Standup? What’s a Standup?
| June 12, 2012 | in
People will sometimes ask us how we get value from our daily standups. This got us thinking about why we do standups in the first place, what we want to get out of the standups, and why we think our standups work.
For those not familiar with standups, they are brief meetings (usually about 10 minutes long) where those involved with development talk about what they’ve completed since the last standup, what they plan to work on next, and what problems they have encountered that are “blocking” them.
As I attempt to step back and look at the bigger picture, I see the benefits of our standups fitting into three categories: information dissemination, agility, and team cohesion.
The most important benefit of our standups is information dissemination. Communication is the biggest “make or break” component for any team. At a very basic level, the standup provides a way to update the lead engineer, project manager, and other development team members. But there’s so much more. These few minutes where team members give status updates and share problems is priceless. You never know where the next bright idea will come from, so giving even the smallest of opportunities for members to talk them out is well worth it. This sharing can spur insights that may help someone who’s stuck or uncover new ways for the team to solve problems. You never know who holds the key to the next breakthrough. It’s all very serendipitous and is a beautiful thing to see play out.
Although we are not dogmatic about it, Agile methodology greatly influences how we do things at Don’t Panic Labs. The ability to quickly make adjustments to goals, resource allocation and project velocity helps keep us as productive and innovative as possible. If we don’t see something working as well as we thought, we can quickly make adjustments to minimize the impact to our overall objectives and target milestones. Since we meet daily, the lead engineer and project manager can more precisely monitor the project. This nearly constant flow of information keeps the project on track without letting too much time pass. If we need to correct our course, we might lose a couple of days. But this is so much better than if we only met once a week. Course corrections in that environment could mean a loss of weeks (or months) of engineering time.
We also feel that getting everyone together helps to re-energize, refocus and re-align. It’s too easy to get wrapped up in our individual worlds when we spend most of our day heads down in code or testing. Maintaining a cohesive team environment is crucial to our success. But this goes beyond just the engineers and QA. We allow time for non-development updates from time to time. We’ll have a member from our sales team give occasional updates and take time to discuss any support issues.
So why do our standups work? Because we keep them short but meaningful. We purposely schedule them for only 10 minutes to help keep only the most pertinent discussions at the forefront. If a discussion happens to drift off into a longer conversation that only involves a few people, we’ll most likely take it offline and come back to it after the meeting. Except for occasional non-development contributions, we allow only the development team to share updates. However, we encourage anyone to attend the standups. That helps make everyone feel like part of the team.
And how do we keep standups so short? It all comes down to iteration planning. To keep this post from getting too long, I can sum up our planning like this: We make sure that user stories are broken down into manageable work items that reflect the “how” of the implementation (less than 4 hours, 4-12 hours, and more than 12 hours). Because of the quick turnaround, each engineer should have a fresh update every day. If not (i.e., an engineer is working on the same item for several days), then we know we may have a problem.

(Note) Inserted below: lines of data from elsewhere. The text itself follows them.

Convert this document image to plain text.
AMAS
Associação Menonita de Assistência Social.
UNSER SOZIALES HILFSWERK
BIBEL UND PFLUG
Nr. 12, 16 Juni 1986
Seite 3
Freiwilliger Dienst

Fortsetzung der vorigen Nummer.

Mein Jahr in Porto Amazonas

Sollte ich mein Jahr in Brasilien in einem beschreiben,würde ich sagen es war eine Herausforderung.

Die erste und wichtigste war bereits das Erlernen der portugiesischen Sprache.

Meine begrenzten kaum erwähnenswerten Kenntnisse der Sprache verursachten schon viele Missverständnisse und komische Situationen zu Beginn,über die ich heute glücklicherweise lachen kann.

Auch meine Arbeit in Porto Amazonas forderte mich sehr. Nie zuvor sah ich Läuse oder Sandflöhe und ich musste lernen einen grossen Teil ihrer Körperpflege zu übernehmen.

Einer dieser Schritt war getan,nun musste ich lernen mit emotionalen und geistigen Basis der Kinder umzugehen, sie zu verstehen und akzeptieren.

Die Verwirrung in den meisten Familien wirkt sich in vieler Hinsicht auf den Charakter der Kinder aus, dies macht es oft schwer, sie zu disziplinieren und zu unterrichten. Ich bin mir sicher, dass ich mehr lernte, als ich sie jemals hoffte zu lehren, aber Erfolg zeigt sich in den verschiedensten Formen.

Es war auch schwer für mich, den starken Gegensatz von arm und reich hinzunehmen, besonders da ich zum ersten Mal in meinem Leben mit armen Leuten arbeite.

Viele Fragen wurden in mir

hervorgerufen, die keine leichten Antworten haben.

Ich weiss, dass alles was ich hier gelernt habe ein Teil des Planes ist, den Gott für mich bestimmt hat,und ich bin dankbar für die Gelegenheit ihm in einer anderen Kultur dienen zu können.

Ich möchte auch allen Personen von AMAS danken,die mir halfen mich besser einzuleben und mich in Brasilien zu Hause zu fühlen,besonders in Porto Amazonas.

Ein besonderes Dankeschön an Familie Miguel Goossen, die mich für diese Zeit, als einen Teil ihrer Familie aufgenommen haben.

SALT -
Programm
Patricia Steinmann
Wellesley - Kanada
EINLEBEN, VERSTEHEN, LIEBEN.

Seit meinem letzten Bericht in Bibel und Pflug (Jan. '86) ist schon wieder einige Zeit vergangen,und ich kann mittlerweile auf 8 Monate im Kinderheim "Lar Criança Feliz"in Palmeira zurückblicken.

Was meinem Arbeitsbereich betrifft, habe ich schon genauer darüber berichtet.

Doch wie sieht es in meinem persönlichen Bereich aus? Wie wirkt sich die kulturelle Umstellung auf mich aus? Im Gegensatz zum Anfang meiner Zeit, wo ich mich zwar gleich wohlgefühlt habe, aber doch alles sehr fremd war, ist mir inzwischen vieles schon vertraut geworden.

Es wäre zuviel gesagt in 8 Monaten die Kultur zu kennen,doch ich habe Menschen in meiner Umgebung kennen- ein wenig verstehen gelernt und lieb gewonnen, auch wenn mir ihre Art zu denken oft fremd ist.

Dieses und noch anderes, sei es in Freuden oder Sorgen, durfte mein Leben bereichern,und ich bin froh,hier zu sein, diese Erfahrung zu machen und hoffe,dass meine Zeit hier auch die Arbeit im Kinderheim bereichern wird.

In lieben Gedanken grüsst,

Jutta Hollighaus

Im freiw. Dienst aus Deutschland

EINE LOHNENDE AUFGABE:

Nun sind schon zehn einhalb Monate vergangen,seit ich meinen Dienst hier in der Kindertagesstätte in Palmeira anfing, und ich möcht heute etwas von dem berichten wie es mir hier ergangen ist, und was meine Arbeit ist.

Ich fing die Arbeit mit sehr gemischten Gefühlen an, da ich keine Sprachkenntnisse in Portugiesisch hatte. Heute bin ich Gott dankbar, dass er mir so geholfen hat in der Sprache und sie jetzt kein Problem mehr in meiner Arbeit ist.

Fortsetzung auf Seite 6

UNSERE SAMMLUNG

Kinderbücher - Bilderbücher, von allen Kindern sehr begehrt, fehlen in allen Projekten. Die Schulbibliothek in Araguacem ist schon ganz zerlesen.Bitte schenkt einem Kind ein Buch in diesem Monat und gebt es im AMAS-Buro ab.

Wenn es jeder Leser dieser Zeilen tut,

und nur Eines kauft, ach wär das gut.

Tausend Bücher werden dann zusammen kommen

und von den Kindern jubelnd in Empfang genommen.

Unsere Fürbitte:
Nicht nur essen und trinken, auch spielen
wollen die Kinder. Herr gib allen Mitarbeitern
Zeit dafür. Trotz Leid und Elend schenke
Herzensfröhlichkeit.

In looking at the benefits of our standups, I personally can’t imagine doing it any other way. We’re updated by the team on a daily basis of the status while spending less “meeting” time than a typical weekly corporate meeting, we can quickly course-correct with little disruption, and we keep everyone feeling like they’re part of a team (and not some lone robot pounding out code all day). But most importantly, we count on the team leadership to lead by example. We don’t need any formal “do and don’t” lists when values are imparted through facilitation.
Perhaps some outside of Don’t Panic Labs may see this as a totally foreign concept, but we’ve proven over and over that daily standups work best for us.